J'imagine bien : une pièce fermée, dont la porte donne directement sur un toboggan. Un nioub passe, le regard en coin derrière ses lunettes, un nuage acnéique remontant artistiquement du menton vers les oreilles qui ondulent sous les ventilateurs.
- Bonjour, le nioub !
Là, il regarde le badge agrafé sur mon T-shirt macg, dont les pectoraux tendent le coton comme les alyzées une voile. Il lit lentement : A.M.O.K.
Il avale avec difficulté sa salive, baisse les yeux, fait quelques bulles irisées avec la bouche et le nez puis souffle :
- Bonjour Monsieur.
Je laisse dix secondes de silence pour lui permettre de reprendre ses esprits. Dans sa tête, je vois par transparence comme un tambour de machine à laver en essorage.

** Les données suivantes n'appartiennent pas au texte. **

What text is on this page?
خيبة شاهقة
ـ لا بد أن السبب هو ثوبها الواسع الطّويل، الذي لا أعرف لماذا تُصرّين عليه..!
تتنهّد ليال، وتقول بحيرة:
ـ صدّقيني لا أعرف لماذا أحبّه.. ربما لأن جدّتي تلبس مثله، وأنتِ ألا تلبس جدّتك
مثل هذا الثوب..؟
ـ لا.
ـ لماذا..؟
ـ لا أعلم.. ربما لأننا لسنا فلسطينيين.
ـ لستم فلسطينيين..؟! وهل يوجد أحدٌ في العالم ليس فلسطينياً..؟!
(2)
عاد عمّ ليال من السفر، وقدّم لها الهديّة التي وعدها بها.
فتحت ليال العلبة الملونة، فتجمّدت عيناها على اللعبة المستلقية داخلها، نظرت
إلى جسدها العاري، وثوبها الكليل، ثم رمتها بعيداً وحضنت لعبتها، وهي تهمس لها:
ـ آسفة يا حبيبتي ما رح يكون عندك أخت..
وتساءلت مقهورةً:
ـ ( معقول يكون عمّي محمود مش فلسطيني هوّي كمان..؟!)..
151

Dix secondes, c'est assez : je ne veux pas le voir réagir comme le précédent qui, au bout de 17 secondes, a perdu les yeux sur la moquette du stand. C'était étrange : deux globes oculaires ventousés sur une paire de lunettes au sol, et le bleu, aux orbites vides, qui s'excusait d'avoir taché la fibre.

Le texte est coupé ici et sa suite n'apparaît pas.